Article 26 — Recherche d'un emploi
Pour toutes catégories, pendant la période de préavis de licenciement :
1° Le personnel bénéficie de 2 heures payées par jour pour la recherche d'un emploi ;
2° Ces heures payées peuvent, en accord entre les parties, être cumulées en une seule journée de 8 heures tous les 4 jours, afin de faciliter la recherche d'un emploi ;
3° Le salarié, s'il trouve un emploi avant l'expiration du préavis de licenciement, peut résilier son contrat de travail dans les 24 heures.
L'employeur ne sera pas tenu de payer la période de préavis non effectuée.
Article 27 — Ancienneté du personnel réembauché
Tout travailleur qui, après licenciement ou démission, reprendra du travail dans le même cabinet médical, gardera droit à son ancienneté acquise avant le licenciement ou la démission.

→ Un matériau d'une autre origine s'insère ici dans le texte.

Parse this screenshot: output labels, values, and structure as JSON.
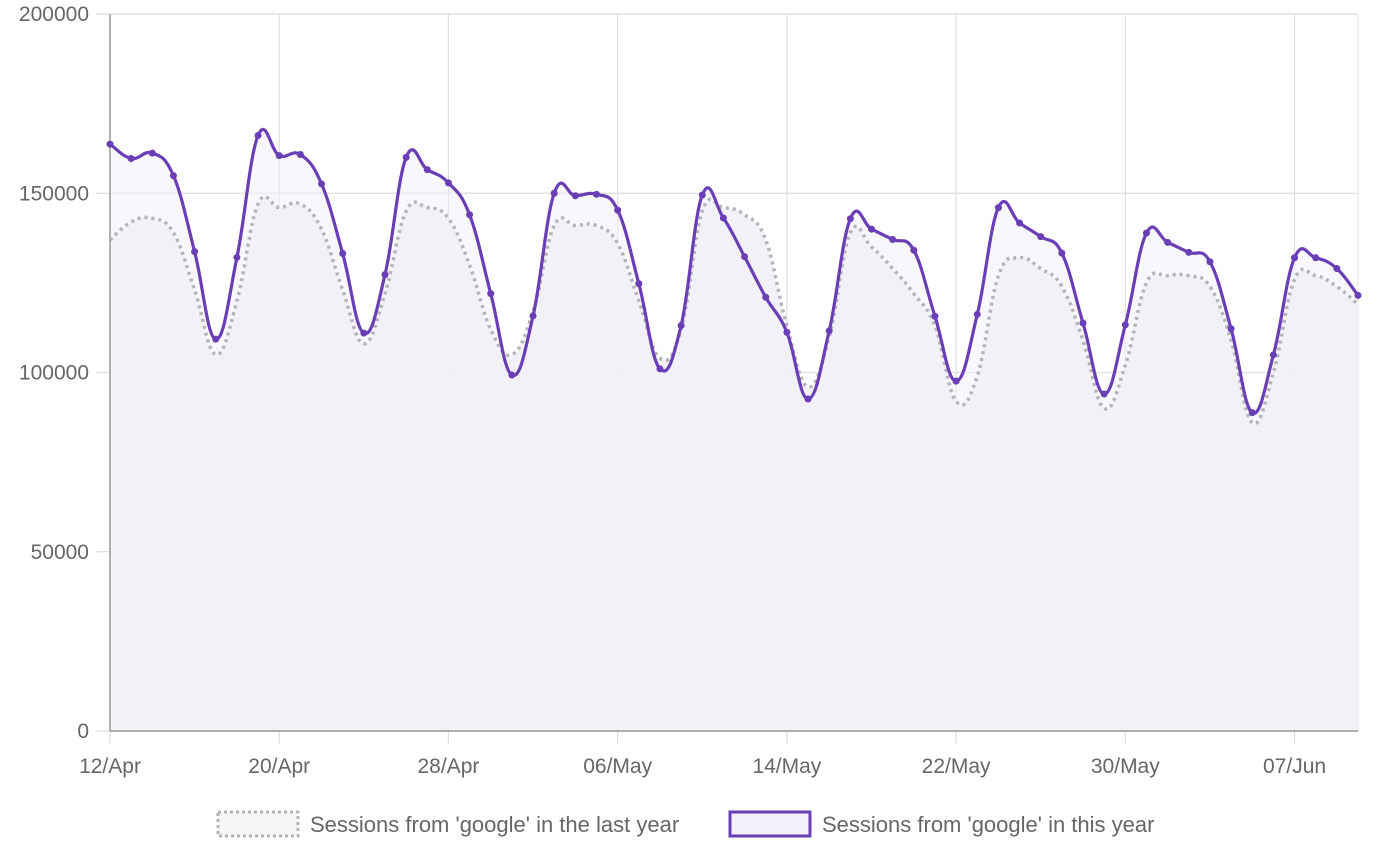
{
  "chart_data": {
    "type": "line",
    "title": "",
    "xlabel": "",
    "ylabel": "",
    "ylim": [
      0,
      200000
    ],
    "y_ticks": [
      "0",
      "50000",
      "100000",
      "150000",
      "200000"
    ],
    "x_ticks": [
      "12/Apr",
      "20/Apr",
      "28/Apr",
      "06/May",
      "14/May",
      "22/May",
      "30/May",
      "07/Jun"
    ],
    "x_tick_index": [
      0,
      8,
      16,
      24,
      32,
      40,
      48,
      56
    ],
    "grid": true,
    "legend_position": "bottom",
    "x": [
      "12/Apr",
      "13/Apr",
      "14/Apr",
      "15/Apr",
      "16/Apr",
      "17/Apr",
      "18/Apr",
      "19/Apr",
      "20/Apr",
      "21/Apr",
      "22/Apr",
      "23/Apr",
      "24/Apr",
      "25/Apr",
      "26/Apr",
      "27/Apr",
      "28/Apr",
      "29/Apr",
      "30/Apr",
      "01/May",
      "02/May",
      "03/May",
      "04/May",
      "05/May",
      "06/May",
      "07/May",
      "08/May",
      "09/May",
      "10/May",
      "11/May",
      "12/May",
      "13/May",
      "14/May",
      "15/May",
      "16/May",
      "17/May",
      "18/May",
      "19/May",
      "20/May",
      "21/May",
      "22/May",
      "23/May",
      "24/May",
      "25/May",
      "26/May",
      "27/May",
      "28/May",
      "29/May",
      "30/May",
      "31/May",
      "01/Jun",
      "02/Jun",
      "03/Jun",
      "04/Jun",
      "05/Jun",
      "06/Jun",
      "07/Jun",
      "08/Jun",
      "09/Jun",
      "10/Jun"
    ],
    "series": [
      {
        "name": "Sessions from 'google' in the last year",
        "style": "dotted",
        "color": "#b3b3b8",
        "fill": "#f1f0f4",
        "values": [
          137000,
          142000,
          143000,
          139000,
          123000,
          105000,
          120000,
          147000,
          146000,
          147000,
          140000,
          123000,
          108000,
          122000,
          145000,
          146000,
          143000,
          130000,
          112000,
          105000,
          117000,
          141000,
          141000,
          141000,
          136000,
          120000,
          104000,
          112000,
          145000,
          146000,
          144000,
          137000,
          113000,
          96000,
          110000,
          139000,
          135000,
          129000,
          122000,
          113000,
          92000,
          99000,
          127000,
          132000,
          129000,
          124000,
          109000,
          90000,
          102000,
          125000,
          127000,
          127000,
          124000,
          109000,
          86000,
          100000,
          126000,
          127000,
          124000,
          119000
        ]
      },
      {
        "name": "Sessions from 'google' in this year",
        "style": "solid",
        "color": "#6a3eb5",
        "fill": "#f3f0fa",
        "values": [
          163700,
          159700,
          161200,
          154900,
          133700,
          109300,
          132100,
          166100,
          160500,
          160800,
          152600,
          133200,
          111000,
          127300,
          160000,
          156600,
          152900,
          144000,
          122000,
          99300,
          115800,
          150000,
          149300,
          149700,
          145300,
          124800,
          101000,
          113100,
          149500,
          143100,
          132300,
          121000,
          111200,
          92600,
          111600,
          142900,
          140000,
          137100,
          134100,
          115700,
          97600,
          116200,
          146000,
          141700,
          137900,
          133300,
          113800,
          94000,
          113300,
          138900,
          136300,
          133500,
          130900,
          112200,
          88800,
          104900,
          132000,
          132000,
          129000,
          121500
        ]
      }
    ]
  }
}
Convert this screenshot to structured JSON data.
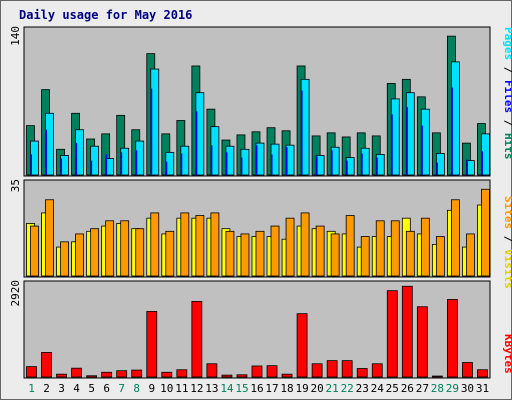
{
  "chart_data": [
    {
      "type": "bar",
      "title": "Daily usage for May 2016",
      "categories": [
        "1",
        "2",
        "3",
        "4",
        "5",
        "6",
        "7",
        "8",
        "9",
        "10",
        "11",
        "12",
        "13",
        "14",
        "15",
        "16",
        "17",
        "18",
        "19",
        "20",
        "21",
        "22",
        "23",
        "24",
        "25",
        "26",
        "27",
        "28",
        "29",
        "30",
        "31"
      ],
      "weekend_days": [
        "1",
        "7",
        "8",
        "14",
        "15",
        "21",
        "22",
        "28",
        "29"
      ],
      "ylabel": [
        "Pages",
        "Files",
        "Hits"
      ],
      "y_max_label": "140",
      "ylim": [
        0,
        140
      ],
      "series": [
        {
          "name": "Hits",
          "color": "#00805c",
          "values": [
            48,
            83,
            25,
            60,
            35,
            40,
            58,
            44,
            118,
            40,
            53,
            106,
            64,
            34,
            39,
            42,
            46,
            43,
            106,
            38,
            41,
            37,
            41,
            38,
            89,
            93,
            76,
            41,
            135,
            31,
            50
          ]
        },
        {
          "name": "Files",
          "color": "#00e0ff",
          "values": [
            33,
            60,
            19,
            44,
            28,
            16,
            26,
            33,
            103,
            22,
            28,
            80,
            47,
            28,
            25,
            31,
            30,
            29,
            93,
            19,
            27,
            17,
            26,
            20,
            74,
            80,
            64,
            21,
            110,
            14,
            40
          ]
        },
        {
          "name": "Pages",
          "color": "#0000ff",
          "values": [
            20,
            44,
            16,
            31,
            14,
            20,
            22,
            24,
            84,
            13,
            21,
            62,
            29,
            22,
            17,
            29,
            20,
            27,
            82,
            18,
            24,
            14,
            21,
            17,
            59,
            66,
            48,
            12,
            85,
            15,
            23
          ]
        }
      ]
    },
    {
      "type": "bar",
      "ylabel": [
        "Sites",
        "Visits"
      ],
      "y_max_label": "35",
      "ylim": [
        0,
        35
      ],
      "series": [
        {
          "name": "Visits",
          "color": "#ffff00",
          "values": [
            20,
            24,
            11,
            13,
            17,
            19,
            20,
            18,
            22,
            16,
            22,
            22,
            22,
            18,
            15,
            15,
            15,
            14,
            19,
            18,
            17,
            16,
            11,
            15,
            15,
            22,
            16,
            12,
            25,
            11,
            27
          ]
        },
        {
          "name": "Sites",
          "color": "#ff9900",
          "values": [
            19,
            29,
            13,
            16,
            18,
            21,
            21,
            18,
            24,
            17,
            24,
            23,
            24,
            17,
            16,
            17,
            19,
            22,
            24,
            19,
            16,
            23,
            15,
            21,
            21,
            17,
            22,
            15,
            29,
            16,
            33
          ]
        }
      ]
    },
    {
      "type": "bar",
      "ylabel": [
        "KBytes"
      ],
      "y_max_label": "2920",
      "ylim": [
        0,
        2920
      ],
      "series": [
        {
          "name": "KBytes",
          "color": "#ff0000",
          "values": [
            330,
            780,
            90,
            280,
            40,
            150,
            200,
            220,
            2080,
            150,
            230,
            2400,
            420,
            60,
            70,
            350,
            360,
            90,
            2010,
            420,
            520,
            520,
            270,
            420,
            2740,
            2880,
            2230,
            30,
            2460,
            460,
            230
          ]
        }
      ]
    }
  ]
}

Article 28 — Cessation d'activité du cabinet
En cas de suspension de l'activité d'un cabinet médical pour une durée supérieure à 3 mois, le contrat de travail se trouve rompu et les droits des travailleurs sont garantis par les articles ci-dessus concernant les licenciements.
En cas de reprise d'activité, le personnel ainsi licencié aura priorité pour l'embauche ; il retrouvera l'ancienneté acquise ainsi que les avantages acquis.
Lorsque les licenciements ne pourront être évités, les employeurs tiendront compte de l'ancienneté dans le cabinet et des charges de famille.